The new regulations also merit attention in the wake of the difficulties the Tanzanian microcredit industry experienced just a few years ago in terms of fraud cases.
In this regard, the Central Bank will also limit the size of loans, put a ceiling on the total amount of debt that individual households can take on, impose a minimum loan term, and implement other measures to protect borrowers.
According to Mr. Tarimo, the new regulations will apply to non-banking financial institutions that provide banking services without meeting legal requirements that qualify them as a bank functioning as MFIs.
Mr.
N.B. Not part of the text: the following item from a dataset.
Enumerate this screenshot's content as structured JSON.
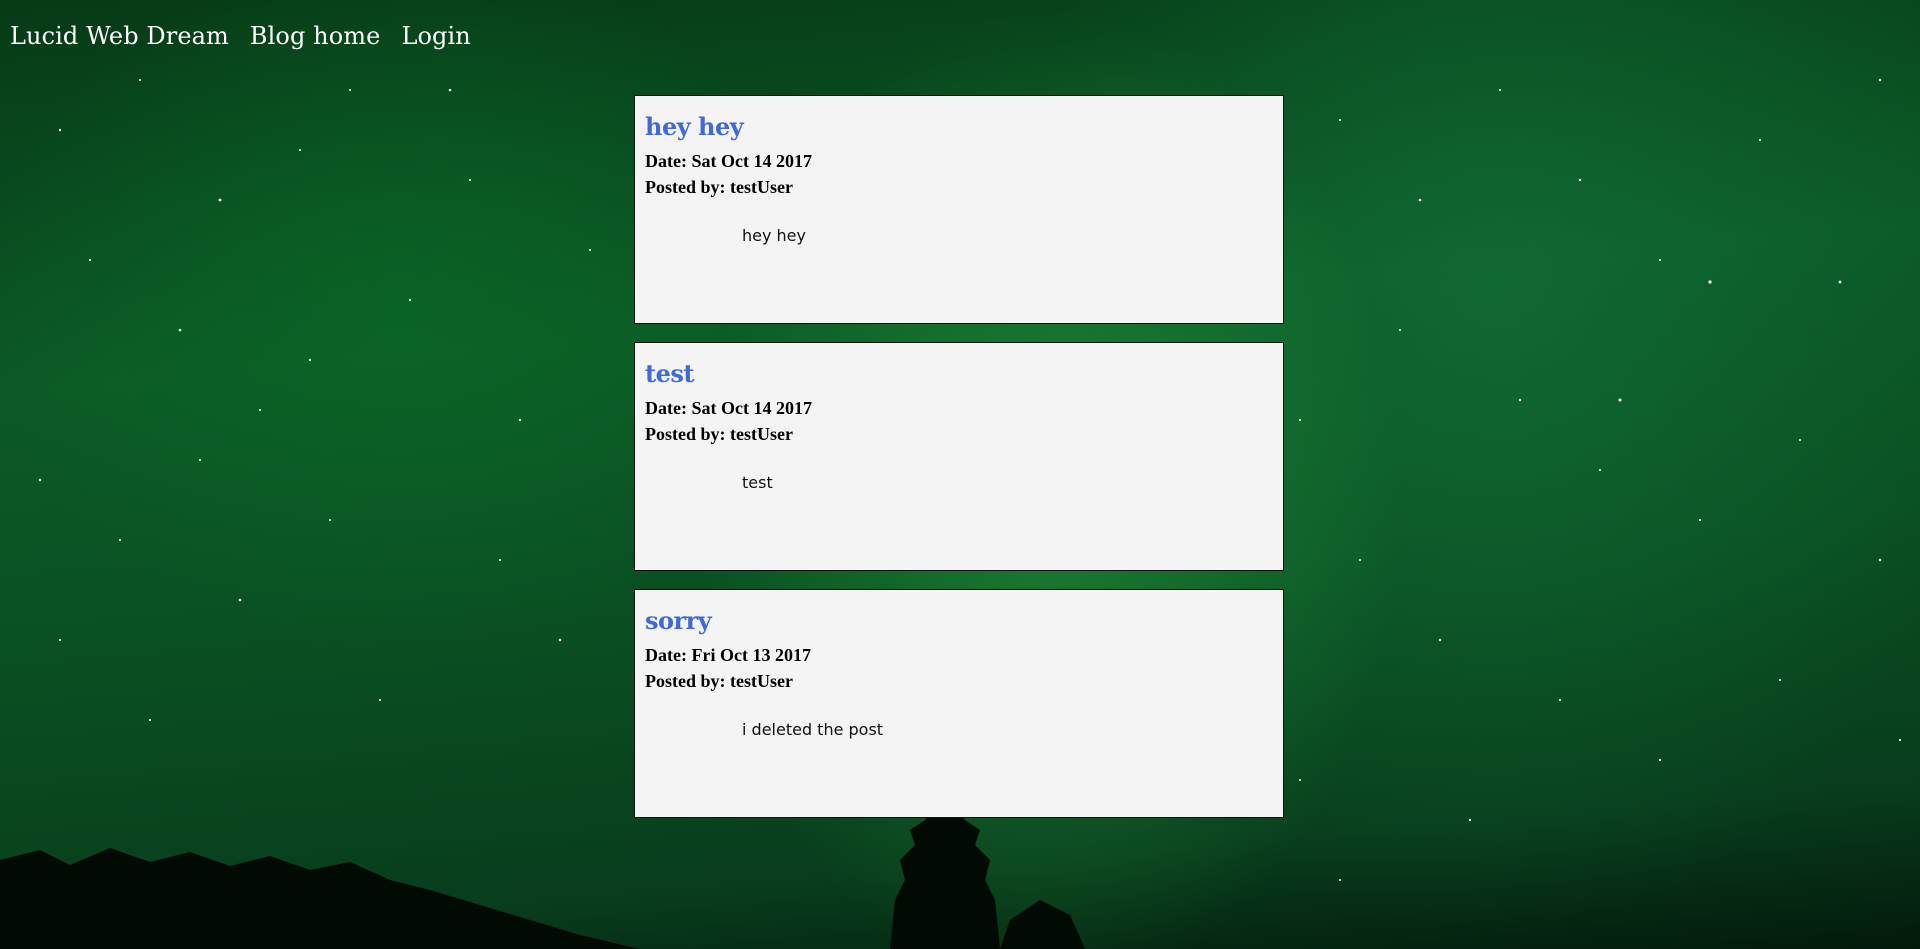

Tarimo explained that Savings and Credit Cooperative Societies (SACCOS) would not
Therefore, he called all persons who are engaged in microfinance business to make sure they obtain a formal license from the central bank and observe other requirements of the regulations, once they are issued and published in the Government’s Gazette.
Microfinance institutions in the country are also required to submit their information to the BoT by end of January 2019, as they are relevant.
Such information includes a certificate of incorporation, business license issued by Business Registration and Licensing Agency of Association (BRELA), place of business and contract details like physical location (Street, District, and Region), telephone contact and email address.
Other details include list of owners, Board of Directors, CEO and their respective citizenship, all types of microfinance service products offered, statement whether the business is audited annually or not, description of accounting system and information and communication technology in use, and the financial statements such as total assets, total liabilities and owners’ equity.
Section 12 of the Finance Act 2018, mandates the Central Bank to license, regulate and supervise microfinance business in Tanzania Mainland.
MFIs have interest rates in credits from 3 to 20 percent which is equivalent to between 36 and 240 percent annually due to lack of transparency of conditions in loans contracts.
BoT official pointed out that since the country moves on, they want to enhance financial inclusion. So, it is a critical role the microfinance institutions play.
The important thing is to focus and look ahead, what we can do to sanitize that sector, and the Central Bank is already undertaking a lot of initiatives to deal with that, he added.
Some MFIs have actually never been licensed by the Central Bank, granting that some who have been licensed have had serious challenges and BoT is beginning to deal with those.
However, Mr. Tarimo challenged players in the industry that Tanzania cannot achieve financial inclusion if cases of abusive lending and loan collection are prevalent in the country.
Tanzania financial sector exists out of around 100 microfinance institutions, 41 commercial banks, three development banks, six community banks, two microfinance banks, seven mobile network operators (MNOs) and approximately 6,000 SACCOs and VICOBA groups.